How this skill works

Actions are server-only files that start with 'use server' and import 'server-only' to prevent client imports. Use authedProcedure for authenticated endpoints or createServerAction for public ones, chain .input(.), .output(.), .onComplete(.), and .handler(.). Client code uses useServerActionMutation and useServerActionQuery to integrate with React Query patterns and form libraries like react-hook-form.

When to use it

  • Creating API endpoints or form handlers that run on the server
  • Implementing create, update, delete, and list mutations with server-side validation
  • Protecting actions that require authenticated user context
  • Triggering Next.js cache revalidation after mutations
  • Integrating server actions with React Query for optimistic UI and caching

Best practices

  • Place actions under features/<feature>/usecases/... following the create/update/delete/list action pattern
  • Always start action files with 'use server' and import 'server-only' as the second line
  • Validate all inputs with Zod schemas and declare outputs where appropriate
  • Use authedProcedure for protected actions so ctx.userId is available
  • Call the service layer from handlers; keep business logic out of actions
  • Use revalidatePath or revalidateTag after successful mutations and avoid exposing internal errors

Example use cases

  • Create a create-<entity>-action.ts that validates formData, calls AccountService.create, revalidates '/accounts' and returns the created entity
  • Implement update-<entity>-action.ts using authedProcedure to ensure only the owner can update
  • Build list-<entity>-action.ts as a read query used via useServerActionQuery on the client for server-rendered lists
  • Wire a React Hook Form create form to useServerActionMutation for submission with zodResolver validation
  • Use onComplete to revalidate pages or tags after delete or update mutations

FAQ

Do action files run on the server or client?

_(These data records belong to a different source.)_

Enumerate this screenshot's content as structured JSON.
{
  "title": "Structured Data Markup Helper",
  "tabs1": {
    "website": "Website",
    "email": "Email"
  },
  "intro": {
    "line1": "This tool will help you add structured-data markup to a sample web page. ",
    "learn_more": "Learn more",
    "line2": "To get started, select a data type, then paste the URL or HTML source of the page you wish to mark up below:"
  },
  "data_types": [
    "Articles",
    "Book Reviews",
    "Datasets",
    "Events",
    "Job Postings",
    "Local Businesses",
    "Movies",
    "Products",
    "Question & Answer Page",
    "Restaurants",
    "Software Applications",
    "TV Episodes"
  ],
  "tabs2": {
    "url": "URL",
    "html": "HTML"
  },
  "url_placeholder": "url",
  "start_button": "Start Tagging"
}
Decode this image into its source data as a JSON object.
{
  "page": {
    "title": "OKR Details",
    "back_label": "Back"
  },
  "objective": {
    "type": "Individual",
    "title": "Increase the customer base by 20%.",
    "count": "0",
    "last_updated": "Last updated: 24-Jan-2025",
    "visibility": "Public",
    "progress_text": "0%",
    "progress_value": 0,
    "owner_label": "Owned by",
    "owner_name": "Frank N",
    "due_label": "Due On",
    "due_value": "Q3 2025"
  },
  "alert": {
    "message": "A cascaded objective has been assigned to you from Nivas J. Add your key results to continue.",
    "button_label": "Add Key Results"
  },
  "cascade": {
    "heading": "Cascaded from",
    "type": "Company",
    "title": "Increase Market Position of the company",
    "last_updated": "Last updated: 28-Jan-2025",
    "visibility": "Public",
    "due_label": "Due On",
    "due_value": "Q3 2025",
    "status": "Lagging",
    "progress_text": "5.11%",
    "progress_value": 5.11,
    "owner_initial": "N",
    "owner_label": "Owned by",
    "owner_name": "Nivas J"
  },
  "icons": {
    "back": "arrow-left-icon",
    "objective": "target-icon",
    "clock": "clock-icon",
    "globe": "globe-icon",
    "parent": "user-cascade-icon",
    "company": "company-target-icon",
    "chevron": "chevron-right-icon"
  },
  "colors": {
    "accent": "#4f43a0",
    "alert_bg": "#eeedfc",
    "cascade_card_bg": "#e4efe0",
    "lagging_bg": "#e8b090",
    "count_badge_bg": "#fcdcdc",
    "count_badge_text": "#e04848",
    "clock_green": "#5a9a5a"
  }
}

Action files must run on the server. Always include 'use server' and import 'server-only' to prevent client import.

How do I protect an action so only authenticated users can run it?

Use authedProcedure.createServerAction(); ctx.userId will be available in the handler for service calls.

Where should business logic live?

Keep actions thin. Move business logic to service layer functions and call those from the action handler.